At least part of the reason the last flu season was so difficult was that last season’s flu vaccine was, on average, only 36 percent effective at preventing flu infections. This flu season has not yet spiked, but activity has started to pick up, and there have been at least three flu-associated deaths this season.

2. Hospitals and health systems cut deals: There’s no denying 2018 was a big year for hospitals and health systems in the state either swallowing each other up, or getting swallowed by new, and, in some cases bigger, owners.

In March, Ascension Health announced it had started the process of selling St. Vincent’s Medical Center in Bridgeport to Hartford HealthCare. Shortly after that, Western Connecticut Health Network — which includes Danbury, Norwalk and New Milford hospitals — announced it would join forces with Health Quest Systems, a four-hospital group in New York, to form a $2.4 billion medical system.

In June, Milford Hospital announced it was planning to merge with Bridgeport Hospital, part of the Yale New Haven Health System.

Such deal-making is becoming the norm in the health care industry, said an expert quoted in a story about the Bridgeport-Milford plan. “It’s very unusual to see a standalone hospital any more,” said Angela Mattie, professor and chairwoman of Quinnipiac University’s Department of Healthcare Management and Organizational Leadership, during a June interview. “For the most part, it’s just not fiscally possible.”

3. West Nile Virus: The state had its worst season ever for the mosquito-borne West Nile virus in 2018, with at least 23 human cases of the illness and one death — of a West Haven resident. The death was the first West Nile-linked fatality in the state since 2006.

It’s possible that one of the 23 human cases of West Nile was acquired in Rhode Island, not Connecticut, but the victim was a Connecticut resident, and the state still had a record number of human cases.
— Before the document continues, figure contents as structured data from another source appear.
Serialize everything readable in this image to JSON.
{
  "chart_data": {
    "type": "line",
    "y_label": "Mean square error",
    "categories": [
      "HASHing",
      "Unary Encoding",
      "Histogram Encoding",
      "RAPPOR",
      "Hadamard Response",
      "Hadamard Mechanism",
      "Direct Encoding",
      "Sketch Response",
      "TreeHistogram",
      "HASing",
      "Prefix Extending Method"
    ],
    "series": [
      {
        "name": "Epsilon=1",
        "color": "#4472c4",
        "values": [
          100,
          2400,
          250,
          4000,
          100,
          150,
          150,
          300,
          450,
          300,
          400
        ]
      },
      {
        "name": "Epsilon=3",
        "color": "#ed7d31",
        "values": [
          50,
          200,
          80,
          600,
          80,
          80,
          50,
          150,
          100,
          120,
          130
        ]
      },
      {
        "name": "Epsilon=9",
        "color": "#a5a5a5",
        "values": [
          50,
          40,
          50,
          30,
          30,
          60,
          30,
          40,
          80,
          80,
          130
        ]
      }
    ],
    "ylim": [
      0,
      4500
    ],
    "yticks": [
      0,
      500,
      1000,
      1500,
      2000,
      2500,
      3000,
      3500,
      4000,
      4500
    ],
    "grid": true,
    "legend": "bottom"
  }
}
West Nile virus is primarily spread to humans and animals through mosquito bites. The illness has been detected in the state every year since 1999.

4. Open enrollment and the battle for affordable health care: It was a crucial year for the Affordable Care Act — the sweeping health reform legislation known as Obamacare — as it was the first where there was no financial penalty for not enrolling in health insurance coverage for the following year.

Those who didn’t enroll in an insurance plan in 2018 will have to pay a penalty of either 2.5 percent of their yearly household income or $695 per person (and $347.50 per child) — whichever is higher — when they file their 2018 tax returns. But the penalty was eliminated for 2019 under the Tax Cuts and Jobs Act of 2017. This was seen as an attempt by President Donald Trump, who has long been an opponent of the Affordable Care Act, to undercut the legislation.

The open enrollment period was also intended to be the shortest to date, running from Nov. 1 to Dec. 15. But, in mid-December, the state’s health insurance exchange, Access Health CT, announced it was extending the deadline to Jan. 15.

5. Fighting the opioid crisis: Opioid overdoses and deaths continued to be a major problem both nationwide and in Connecticut in 2018. According to the state Office of the Chief Medical Examiner, there were projected to be 1,030 accidental drug intoxication deaths in 2018. If those numbers turn out to be accurate, they represent a slight decrease from 2017, when there were 1,038 such deaths.

Still, hospitals, emergency responders and others worked to stem the crisis. In April, the Connecticut Hospital Association, the Connecticut State Medical Society and the Connecticut Chapter of the American College of Emergency Physicians endorsed an updated set of voluntary opioid prescribing guidelines to help emergency medical staff treat patients with chronic pain conditions.

Individual hospitals also took on prevention and education efforts, including Griffin Hospital, which, in February, hosted free training on how to identify an overdose, how to administer naloxone (a medication, also known as Narcan, used to combat overdoses), and other important information.

In September, the state even received $22 million in federal grant money over two years to, among other things, buy 10,000 doses of naloxone and distribute them throughout the state.